Mais ce que je propose, c’est que le jeu de société pousse cette hybridité à un degré particulier, qui mérite qu’on s’y arrête. Non pas qu’il soit “le seul” à faire cela, mais qu’il le fait d’une manière qui produit des tensions critiques intéressantes. Il n’est ni seulement un objet esthétique, ni simplement un outil interactif ou ludique : il est système et récit, matériel et symbolique, manipulation et contemplation … tout à la fois.
Le jeu de société, dans sa forme “boîte sur une table” (contrairement à d’autres médias comme le JV, par exemple), place le joueur dans une position active de co-créateur de l’expérience, via des règles, des objets tangibles, des interactions sociales et une temporalité partagée. C’est en cela qu’il me semble relever d’un “faire” qui engage des formes de savoir proches de l’artisanat. Non pas parce que les autres arts ne le feraient pas, mais parce que cette part artisanale ne peut pas y être mise entre parenthèses sans appauvrir la critique. Il est enfin, dans beaucoup de cas un instrument servant a etre « joué ». Un jeu d’ambiance ne fonctionne vraiment que si les joueurs decident de « Jouer le jeu » mais peut en revanche, d’un point de vue mécanique ou illustration, faciliter ou empêcher sa prise en main, appropriation etc. La critique de l’artisanat et son histoire permet cela en fournissant les outils nécessaires. On peut s’offusquer de ceux qui disent qu’a la fin « ce n’est qu’un jeu », il ne faut pas oublier qu’a la fin « c’est AUSSI un jeu ».

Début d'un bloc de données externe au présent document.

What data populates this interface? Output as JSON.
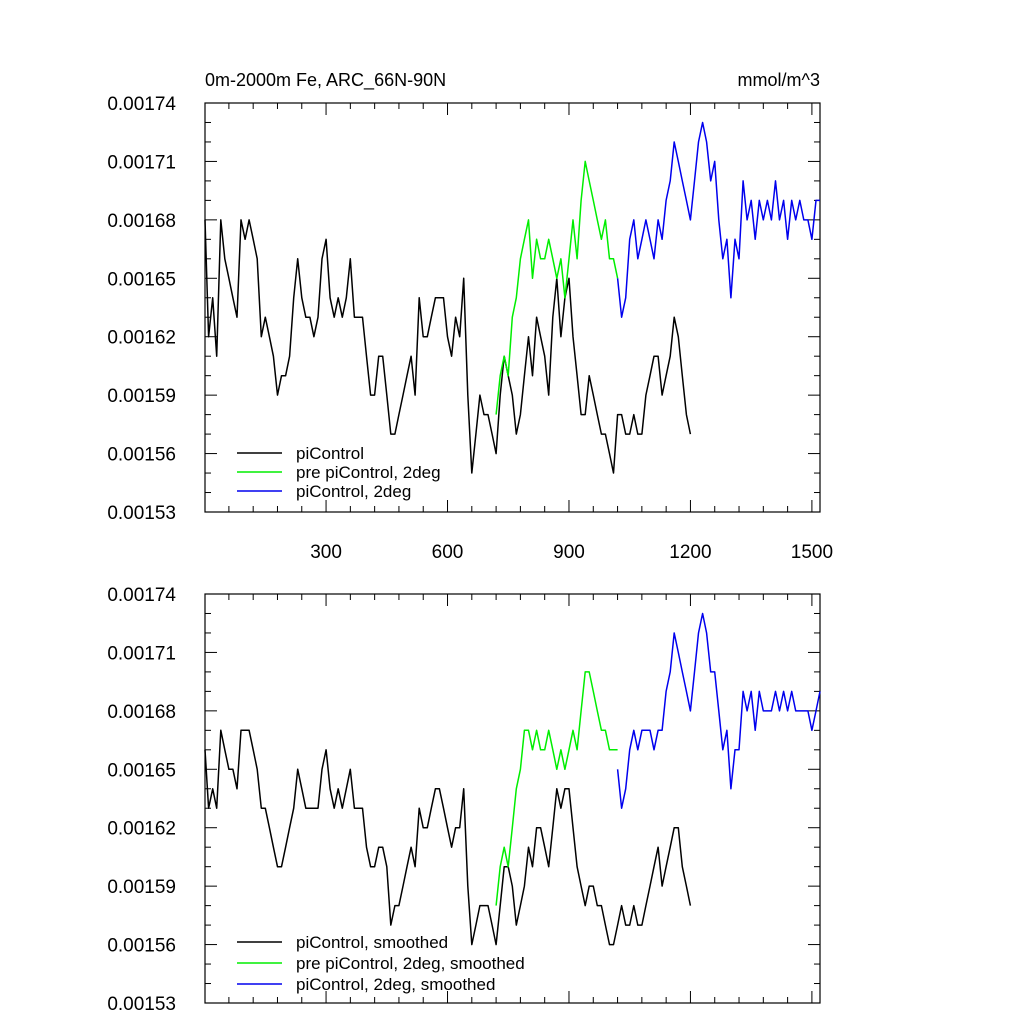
{
  "figure": {
    "title_left": "0m-2000m Fe, ARC_66N-90N",
    "title_right": "mmol/m^3"
  },
  "chart_data": [
    {
      "type": "line",
      "title": "0m-2000m Fe, ARC_66N-90N",
      "units": "mmol/m^3",
      "xlim": [
        1,
        1520
      ],
      "ylim": [
        0.00153,
        0.00174
      ],
      "x_ticks": [
        300,
        600,
        900,
        1200,
        1500
      ],
      "x_tick_labels": [
        "300",
        "600",
        "900",
        "1200",
        "1500"
      ],
      "y_ticks": [
        0.00153,
        0.00156,
        0.00159,
        0.00162,
        0.00165,
        0.00168,
        0.00171,
        0.00174
      ],
      "y_tick_labels": [
        "0.00153",
        "0.00156",
        "0.00159",
        "0.00162",
        "0.00165",
        "0.00168",
        "0.00171",
        "0.00174"
      ],
      "legend_position": "bottom-left",
      "series": [
        {
          "name": "piControl",
          "color": "#000000",
          "x": [
            1,
            10,
            20,
            30,
            40,
            50,
            60,
            70,
            80,
            90,
            100,
            110,
            120,
            130,
            140,
            150,
            160,
            170,
            180,
            190,
            200,
            210,
            220,
            230,
            240,
            250,
            260,
            270,
            280,
            290,
            300,
            310,
            320,
            330,
            340,
            350,
            360,
            370,
            380,
            390,
            400,
            410,
            420,
            430,
            440,
            450,
            460,
            470,
            480,
            490,
            500,
            510,
            520,
            530,
            540,
            550,
            560,
            570,
            580,
            590,
            600,
            610,
            620,
            630,
            640,
            650,
            660,
            670,
            680,
            690,
            700,
            710,
            720,
            730,
            740,
            750,
            760,
            770,
            780,
            790,
            800,
            810,
            820,
            830,
            840,
            850,
            860,
            870,
            880,
            890,
            900,
            910,
            920,
            930,
            940,
            950,
            960,
            970,
            980,
            990,
            1000,
            1010,
            1020,
            1030,
            1040,
            1050,
            1060,
            1070,
            1080,
            1090,
            1100,
            1110,
            1120,
            1130,
            1140,
            1150,
            1160,
            1170,
            1180,
            1190,
            1200
          ],
          "values": [
            0.00168,
            0.00162,
            0.00164,
            0.00161,
            0.00168,
            0.00166,
            0.00165,
            0.00164,
            0.00163,
            0.00168,
            0.00167,
            0.00168,
            0.00167,
            0.00166,
            0.00162,
            0.00163,
            0.00162,
            0.00161,
            0.00159,
            0.0016,
            0.0016,
            0.00161,
            0.00164,
            0.00166,
            0.00164,
            0.00163,
            0.00163,
            0.00162,
            0.00163,
            0.00166,
            0.00167,
            0.00164,
            0.00163,
            0.00164,
            0.00163,
            0.00164,
            0.00166,
            0.00163,
            0.00163,
            0.00163,
            0.00161,
            0.00159,
            0.00159,
            0.00161,
            0.00161,
            0.00159,
            0.00157,
            0.00157,
            0.00158,
            0.00159,
            0.0016,
            0.00161,
            0.00159,
            0.00164,
            0.00162,
            0.00162,
            0.00163,
            0.00164,
            0.00164,
            0.00164,
            0.00162,
            0.00161,
            0.00163,
            0.00162,
            0.00165,
            0.00159,
            0.00155,
            0.00157,
            0.00159,
            0.00158,
            0.00158,
            0.00157,
            0.00156,
            0.00159,
            0.00161,
            0.0016,
            0.00159,
            0.00157,
            0.00158,
            0.0016,
            0.00162,
            0.0016,
            0.00163,
            0.00162,
            0.00161,
            0.00159,
            0.00163,
            0.00165,
            0.00162,
            0.00164,
            0.00165,
            0.00162,
            0.0016,
            0.00158,
            0.00158,
            0.0016,
            0.00159,
            0.00158,
            0.00157,
            0.00157,
            0.00156,
            0.00155,
            0.00158,
            0.00158,
            0.00157,
            0.00157,
            0.00158,
            0.00157,
            0.00157,
            0.00159,
            0.0016,
            0.00161,
            0.00161,
            0.00159,
            0.0016,
            0.00161,
            0.00163,
            0.00162,
            0.0016,
            0.00158,
            0.00157
          ]
        },
        {
          "name": "pre piControl, 2deg",
          "color": "#00ee00",
          "x": [
            720,
            730,
            740,
            750,
            760,
            770,
            780,
            790,
            800,
            810,
            820,
            830,
            840,
            850,
            860,
            870,
            880,
            890,
            900,
            910,
            920,
            930,
            940,
            950,
            960,
            970,
            980,
            990,
            1000,
            1010,
            1020
          ],
          "values": [
            0.00158,
            0.0016,
            0.00161,
            0.0016,
            0.00163,
            0.00164,
            0.00166,
            0.00167,
            0.00168,
            0.00165,
            0.00167,
            0.00166,
            0.00166,
            0.00167,
            0.00166,
            0.00165,
            0.00166,
            0.00164,
            0.00166,
            0.00168,
            0.00166,
            0.00169,
            0.00171,
            0.0017,
            0.00169,
            0.00168,
            0.00167,
            0.00168,
            0.00166,
            0.00166,
            0.00165
          ]
        },
        {
          "name": "piControl, 2deg",
          "color": "#0000ee",
          "x": [
            1020,
            1030,
            1040,
            1050,
            1060,
            1070,
            1080,
            1090,
            1100,
            1110,
            1120,
            1130,
            1140,
            1150,
            1160,
            1170,
            1180,
            1190,
            1200,
            1210,
            1220,
            1230,
            1240,
            1250,
            1260,
            1270,
            1280,
            1290,
            1300,
            1310,
            1320,
            1330,
            1340,
            1350,
            1360,
            1370,
            1380,
            1390,
            1400,
            1410,
            1420,
            1430,
            1440,
            1450,
            1460,
            1470,
            1480,
            1490,
            1500,
            1510,
            1520
          ],
          "values": [
            0.00165,
            0.00163,
            0.00164,
            0.00167,
            0.00168,
            0.00166,
            0.00167,
            0.00168,
            0.00167,
            0.00166,
            0.00168,
            0.00167,
            0.00169,
            0.0017,
            0.00172,
            0.00171,
            0.0017,
            0.00169,
            0.00168,
            0.0017,
            0.00172,
            0.00173,
            0.00172,
            0.0017,
            0.00171,
            0.00168,
            0.00166,
            0.00167,
            0.00164,
            0.00167,
            0.00166,
            0.0017,
            0.00168,
            0.00169,
            0.00167,
            0.00169,
            0.00168,
            0.00169,
            0.00168,
            0.0017,
            0.00168,
            0.00169,
            0.00167,
            0.00169,
            0.00168,
            0.00169,
            0.00168,
            0.00168,
            0.00167,
            0.00169,
            0.00169
          ]
        }
      ]
    },
    {
      "type": "line",
      "xlim": [
        1,
        1520
      ],
      "ylim": [
        0.00153,
        0.00174
      ],
      "x_ticks": [
        300,
        600,
        900,
        1200,
        1500
      ],
      "y_ticks": [
        0.00153,
        0.00156,
        0.00159,
        0.00162,
        0.00165,
        0.00168,
        0.00171,
        0.00174
      ],
      "y_tick_labels": [
        "0.00153",
        "0.00156",
        "0.00159",
        "0.00162",
        "0.00165",
        "0.00168",
        "0.00171",
        "0.00174"
      ],
      "legend_position": "bottom-left",
      "series": [
        {
          "name": "piControl, smoothed",
          "color": "#000000",
          "x": [
            1,
            10,
            20,
            30,
            40,
            50,
            60,
            70,
            80,
            90,
            100,
            110,
            120,
            130,
            140,
            150,
            160,
            170,
            180,
            190,
            200,
            210,
            220,
            230,
            240,
            250,
            260,
            270,
            280,
            290,
            300,
            310,
            320,
            330,
            340,
            350,
            360,
            370,
            380,
            390,
            400,
            410,
            420,
            430,
            440,
            450,
            460,
            470,
            480,
            490,
            500,
            510,
            520,
            530,
            540,
            550,
            560,
            570,
            580,
            590,
            600,
            610,
            620,
            630,
            640,
            650,
            660,
            670,
            680,
            690,
            700,
            710,
            720,
            730,
            740,
            750,
            760,
            770,
            780,
            790,
            800,
            810,
            820,
            830,
            840,
            850,
            860,
            870,
            880,
            890,
            900,
            910,
            920,
            930,
            940,
            950,
            960,
            970,
            980,
            990,
            1000,
            1010,
            1020,
            1030,
            1040,
            1050,
            1060,
            1070,
            1080,
            1090,
            1100,
            1110,
            1120,
            1130,
            1140,
            1150,
            1160,
            1170,
            1180,
            1190,
            1200
          ],
          "values": [
            0.00166,
            0.00163,
            0.00164,
            0.00163,
            0.00167,
            0.00166,
            0.00165,
            0.00165,
            0.00164,
            0.00167,
            0.00167,
            0.00167,
            0.00166,
            0.00165,
            0.00163,
            0.00163,
            0.00162,
            0.00161,
            0.0016,
            0.0016,
            0.00161,
            0.00162,
            0.00163,
            0.00165,
            0.00164,
            0.00163,
            0.00163,
            0.00163,
            0.00163,
            0.00165,
            0.00166,
            0.00164,
            0.00163,
            0.00164,
            0.00163,
            0.00164,
            0.00165,
            0.00163,
            0.00163,
            0.00163,
            0.00161,
            0.0016,
            0.0016,
            0.00161,
            0.00161,
            0.0016,
            0.00157,
            0.00158,
            0.00158,
            0.00159,
            0.0016,
            0.00161,
            0.0016,
            0.00163,
            0.00162,
            0.00162,
            0.00163,
            0.00164,
            0.00164,
            0.00163,
            0.00162,
            0.00161,
            0.00162,
            0.00162,
            0.00164,
            0.00159,
            0.00156,
            0.00157,
            0.00158,
            0.00158,
            0.00158,
            0.00157,
            0.00156,
            0.00158,
            0.0016,
            0.0016,
            0.00159,
            0.00157,
            0.00158,
            0.00159,
            0.00161,
            0.0016,
            0.00162,
            0.00162,
            0.00161,
            0.0016,
            0.00162,
            0.00164,
            0.00163,
            0.00164,
            0.00164,
            0.00162,
            0.0016,
            0.00159,
            0.00158,
            0.00159,
            0.00159,
            0.00158,
            0.00158,
            0.00157,
            0.00156,
            0.00156,
            0.00157,
            0.00158,
            0.00157,
            0.00157,
            0.00158,
            0.00157,
            0.00157,
            0.00158,
            0.00159,
            0.0016,
            0.00161,
            0.00159,
            0.0016,
            0.00161,
            0.00162,
            0.00162,
            0.0016,
            0.00159,
            0.00158
          ]
        },
        {
          "name": "pre piControl, 2deg, smoothed",
          "color": "#00ee00",
          "x": [
            720,
            730,
            740,
            750,
            760,
            770,
            780,
            790,
            800,
            810,
            820,
            830,
            840,
            850,
            860,
            870,
            880,
            890,
            900,
            910,
            920,
            930,
            940,
            950,
            960,
            970,
            980,
            990,
            1000,
            1010,
            1020
          ],
          "values": [
            0.00158,
            0.0016,
            0.00161,
            0.0016,
            0.00162,
            0.00164,
            0.00165,
            0.00167,
            0.00167,
            0.00166,
            0.00167,
            0.00166,
            0.00166,
            0.00167,
            0.00166,
            0.00165,
            0.00166,
            0.00165,
            0.00166,
            0.00167,
            0.00166,
            0.00168,
            0.0017,
            0.0017,
            0.00169,
            0.00168,
            0.00167,
            0.00167,
            0.00166,
            0.00166,
            0.00166
          ]
        },
        {
          "name": "piControl, 2deg, smoothed",
          "color": "#0000ee",
          "x": [
            1020,
            1030,
            1040,
            1050,
            1060,
            1070,
            1080,
            1090,
            1100,
            1110,
            1120,
            1130,
            1140,
            1150,
            1160,
            1170,
            1180,
            1190,
            1200,
            1210,
            1220,
            1230,
            1240,
            1250,
            1260,
            1270,
            1280,
            1290,
            1300,
            1310,
            1320,
            1330,
            1340,
            1350,
            1360,
            1370,
            1380,
            1390,
            1400,
            1410,
            1420,
            1430,
            1440,
            1450,
            1460,
            1470,
            1480,
            1490,
            1500,
            1510,
            1520
          ],
          "values": [
            0.00165,
            0.00163,
            0.00164,
            0.00166,
            0.00167,
            0.00166,
            0.00167,
            0.00167,
            0.00167,
            0.00166,
            0.00167,
            0.00167,
            0.00169,
            0.0017,
            0.00172,
            0.00171,
            0.0017,
            0.00169,
            0.00168,
            0.0017,
            0.00172,
            0.00173,
            0.00172,
            0.0017,
            0.0017,
            0.00168,
            0.00166,
            0.00167,
            0.00164,
            0.00166,
            0.00166,
            0.00169,
            0.00168,
            0.00169,
            0.00167,
            0.00169,
            0.00168,
            0.00168,
            0.00168,
            0.00169,
            0.00168,
            0.00169,
            0.00168,
            0.00169,
            0.00168,
            0.00168,
            0.00168,
            0.00168,
            0.00167,
            0.00168,
            0.00169
          ]
        }
      ]
    }
  ]
}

Quant à la critique elle-même, je ne visais personne en particulier (et sûrement pas toi ). Je faisais plutôt un constat général, parfois même en me mettant en question : quand on dit “le jeu est un art”, de quel art parle-t-on ? Et avec quels outils allons-nous le critiquer ? Si on n’interroge pas les cadres qu’on mobilise, il y a un risque de reconduire des hiérarchies implicites : valoriser le concept, le message ou l’univers, en oubliant les systèmes de jeu, les dynamiques tactiles ou la qualité du geste de fabrication.
Donc ce n’est pas un procès d’intention, c’est plutôt un appel à complexifier notre grille de lecture — justement pour nourrir la critique en construction. Et si tu me demandes des exemples : je pense à des critiques très bien écrites sur la “profondeur thématique” d’un jeu, mais qui ne disent rien de son rythme, de son accessibilité matérielle ou de la sensation physique qu’il produit — et qui, pourtant, jouent un rôle crucial dans l’expérience.
Je crois qu’on partage en réalité le même objectif : penser une critique du jeu de société qui soit à la hauteur de sa richesse. J’apporte juste ici une nuance : cette richesse ne se limite pas à ses effets symboliques, mais engage aussi un savoir-faire, un usage de la main, une culture du test et du prototype qui méritent d’être regardés comme tels. Il y a un but utilitaire dans le jeu, il y a une visee de reproduction commerciale, il existe des contraintes de creations que l’art « Pur » (s’il y en a un…) peut se permettre d’ignorer. On peut arguer que le cinema aussi (avec ses contraintes de production, de budget, distribution… Mais un film se cree egalement en circuit de galerie et peut echapper a tout cela… Il ne me semble pas que le jeu de societe puisse le faire lui.